In this episode Kevin meets Kevin, a man who wants to build a castle entirely out of mud.


This ancient building technique has its advantages, but still presents plenty of challenges throughout the programme (would an episode of Grand Designs be complete without it looking like the family would go bankrupt?).


Kevin doesn't complete his castle - although it is revisited - with the final visit also revealing some big changes in Kevin’s life.


We love this episode because it shows you can build in pretty much anything, although it will lead to compromises in other places, you can end up with a unique build.

Image from Homes & Property


County Derry 2014


You could argue that most Grand Designs projects are unusual, but most of them do end up incorporating traditional building materials. Instead, architect Patrick from County Derry decided to use shipping containers to make the most of his favourite spot on his family’s farm.


This required some clever engineering and design, the result of which is one of Kevin Mcloud’s favourite Grand Design builds.


At the time the concept of building a home out of shipping containers was pretty strange, however since the show Patrick has had plenty of people contact him to design them their own.


Patrick’s project shows how something as industrial as a shipping container can still be at home in such a rural setting. You can challenge planning rules and set a precedent with your design.

Image from Complete Homes


Sheffield 2018


We couldn’t miss off an episode that is so close to home, but that’s not the only reason why this project made the list.


This project on the site of an old corn mill set out to build two new homes for a budget of £350,000 - you’ve got to watch it to find out if they did! - one for Jon and one for Nik, who are twin brothers.


They drive the same car and have identical dogs, but will their homes be identical? Both incorporate a mix of exposed block work and steel work along with other finishes that are nods to Sheffield’s industrial past, but each adds their own personal touch to their homes.

Image from Homes & Property


Galloway 2019


We’re dog lovers at Plans For Extensions, so we’re well on board with Jeannette and Andy building their forever home on the Scottish coast so their Newfoundlands can enjoy the beach.


Obviously there’s more to it than that. This episode really proves you can build anywhere, at any time of year as long as your team is experienced enough and willing. A Winter in Sheffield is still probably more appealing to builders than Spring in Galloway judging by this episode.

Image from Express Bifolds


Warwickshire 2019


This episode is one of our favourites because it shows that you can have something that’s not only accessible but that’s still beautiful too. Not all accessible design has to be clunky or utilitarian.

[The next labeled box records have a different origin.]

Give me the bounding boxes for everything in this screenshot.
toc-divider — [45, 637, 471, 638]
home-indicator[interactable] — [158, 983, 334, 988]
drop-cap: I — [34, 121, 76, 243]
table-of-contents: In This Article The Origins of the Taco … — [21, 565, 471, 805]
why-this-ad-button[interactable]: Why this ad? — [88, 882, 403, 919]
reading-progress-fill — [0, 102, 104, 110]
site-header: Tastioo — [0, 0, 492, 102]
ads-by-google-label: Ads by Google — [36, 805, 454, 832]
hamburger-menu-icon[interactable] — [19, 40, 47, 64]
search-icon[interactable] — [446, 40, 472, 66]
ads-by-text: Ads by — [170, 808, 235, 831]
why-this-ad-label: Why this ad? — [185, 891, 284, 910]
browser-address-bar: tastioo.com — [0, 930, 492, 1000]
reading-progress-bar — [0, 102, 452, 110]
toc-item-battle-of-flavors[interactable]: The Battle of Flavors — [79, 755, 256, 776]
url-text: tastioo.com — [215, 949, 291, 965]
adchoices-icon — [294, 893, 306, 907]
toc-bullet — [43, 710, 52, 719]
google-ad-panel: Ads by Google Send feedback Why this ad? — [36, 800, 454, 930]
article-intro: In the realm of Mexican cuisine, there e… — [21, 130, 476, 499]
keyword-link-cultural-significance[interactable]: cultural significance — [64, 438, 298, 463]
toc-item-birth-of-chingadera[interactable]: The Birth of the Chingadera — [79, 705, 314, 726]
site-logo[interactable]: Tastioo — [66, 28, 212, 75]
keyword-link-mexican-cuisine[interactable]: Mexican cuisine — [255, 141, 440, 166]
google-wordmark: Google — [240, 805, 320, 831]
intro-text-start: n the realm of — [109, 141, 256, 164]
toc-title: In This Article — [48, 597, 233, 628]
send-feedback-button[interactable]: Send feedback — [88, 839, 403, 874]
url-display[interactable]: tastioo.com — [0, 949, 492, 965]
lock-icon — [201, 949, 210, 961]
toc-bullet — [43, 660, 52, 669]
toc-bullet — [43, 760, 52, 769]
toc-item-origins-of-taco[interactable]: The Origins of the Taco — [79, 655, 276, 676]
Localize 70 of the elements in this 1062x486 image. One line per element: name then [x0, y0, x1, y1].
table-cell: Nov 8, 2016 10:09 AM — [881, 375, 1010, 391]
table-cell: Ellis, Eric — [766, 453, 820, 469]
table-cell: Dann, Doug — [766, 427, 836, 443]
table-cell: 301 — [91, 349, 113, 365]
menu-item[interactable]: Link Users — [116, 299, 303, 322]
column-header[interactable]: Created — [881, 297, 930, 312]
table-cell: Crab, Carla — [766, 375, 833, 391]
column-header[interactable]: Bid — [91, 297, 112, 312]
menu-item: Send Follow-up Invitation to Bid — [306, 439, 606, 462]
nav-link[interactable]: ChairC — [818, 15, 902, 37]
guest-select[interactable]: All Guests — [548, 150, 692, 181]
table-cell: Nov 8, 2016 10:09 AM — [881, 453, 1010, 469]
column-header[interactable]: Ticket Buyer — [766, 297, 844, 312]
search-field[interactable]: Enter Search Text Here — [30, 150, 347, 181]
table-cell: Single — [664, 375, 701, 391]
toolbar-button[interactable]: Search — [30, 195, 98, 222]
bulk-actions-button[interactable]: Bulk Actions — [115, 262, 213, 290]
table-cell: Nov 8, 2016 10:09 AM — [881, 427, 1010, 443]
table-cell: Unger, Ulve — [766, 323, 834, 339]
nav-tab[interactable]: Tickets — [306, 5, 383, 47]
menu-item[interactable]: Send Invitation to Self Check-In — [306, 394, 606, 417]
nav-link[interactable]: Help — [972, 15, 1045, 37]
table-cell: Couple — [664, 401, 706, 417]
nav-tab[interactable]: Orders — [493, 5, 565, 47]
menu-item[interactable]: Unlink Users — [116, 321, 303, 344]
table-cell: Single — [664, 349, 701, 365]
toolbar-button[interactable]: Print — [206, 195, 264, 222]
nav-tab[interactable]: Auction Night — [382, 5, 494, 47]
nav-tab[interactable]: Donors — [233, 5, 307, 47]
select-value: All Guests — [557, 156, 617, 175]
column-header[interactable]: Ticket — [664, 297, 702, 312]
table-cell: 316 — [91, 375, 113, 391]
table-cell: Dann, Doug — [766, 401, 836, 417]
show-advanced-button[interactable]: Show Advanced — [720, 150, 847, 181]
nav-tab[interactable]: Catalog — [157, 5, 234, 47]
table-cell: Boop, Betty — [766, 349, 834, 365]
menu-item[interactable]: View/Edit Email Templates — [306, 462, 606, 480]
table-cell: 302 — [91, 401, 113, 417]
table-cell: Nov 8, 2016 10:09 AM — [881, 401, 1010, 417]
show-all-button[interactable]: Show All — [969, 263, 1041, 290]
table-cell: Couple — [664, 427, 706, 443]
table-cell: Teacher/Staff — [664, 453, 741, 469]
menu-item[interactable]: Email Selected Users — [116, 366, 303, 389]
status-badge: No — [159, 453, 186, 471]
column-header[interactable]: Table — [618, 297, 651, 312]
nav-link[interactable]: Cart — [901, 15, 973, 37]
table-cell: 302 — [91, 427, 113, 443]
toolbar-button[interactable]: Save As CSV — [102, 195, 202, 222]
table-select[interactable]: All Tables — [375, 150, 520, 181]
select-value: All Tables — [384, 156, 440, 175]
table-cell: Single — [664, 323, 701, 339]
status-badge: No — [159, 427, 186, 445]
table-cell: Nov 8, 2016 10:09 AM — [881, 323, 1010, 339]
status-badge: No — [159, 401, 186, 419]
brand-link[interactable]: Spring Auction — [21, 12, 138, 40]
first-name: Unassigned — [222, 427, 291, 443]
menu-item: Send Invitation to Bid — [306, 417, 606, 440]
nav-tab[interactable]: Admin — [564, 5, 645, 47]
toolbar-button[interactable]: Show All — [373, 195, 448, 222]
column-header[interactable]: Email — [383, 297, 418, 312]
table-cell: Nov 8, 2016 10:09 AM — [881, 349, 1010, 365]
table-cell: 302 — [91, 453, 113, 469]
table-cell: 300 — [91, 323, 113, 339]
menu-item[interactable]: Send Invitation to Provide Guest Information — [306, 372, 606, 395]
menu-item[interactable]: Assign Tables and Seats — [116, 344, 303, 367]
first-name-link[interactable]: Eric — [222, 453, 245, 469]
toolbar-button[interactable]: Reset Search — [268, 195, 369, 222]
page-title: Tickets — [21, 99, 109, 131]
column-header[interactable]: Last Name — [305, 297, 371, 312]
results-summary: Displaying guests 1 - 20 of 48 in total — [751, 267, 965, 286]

There are well thought out accessibility solutions for Mark such as a kitchen with work surfaces at the right height, a consistent floor level throughout so he can easily move between rooms, even down to windows at the right height for him to see the stunning views from the new barn, but none of it comes at the cost of ruining the design vision he has for it.


Some compromises do have to be made and personal circumstances change for both Mark and his wife who is project manager for the build, but the project goes to show with clever design solutions you can build something that’s practical and stylish.

Image from Daily Mail


Hull 2019


This episode sounds outlandish but is maybe more relatable than most. Yes, Richard and Felicia plan to build a home in an old water tank, but their budget of £150,000 is more relatable than those that spend closer to £1,000,000.


Their project is obviously still worthy of Grand Designs and is still pretty big, but it is just enough for their needs as a family.


Are the walls of the tank structurally sound enough to become the walls of their new home? After a collective sigh of relief when they are, the family comes up against another hurdle - a life threatening illness.


If you held on through the emotional roller-coaster, you do get to see this project near completion. The family are able to live in their design even though some parts are still unfinished. Probably a more realistic ending to an episode of Grand Designs, a family able to enjoy their home while work continues to finish it off.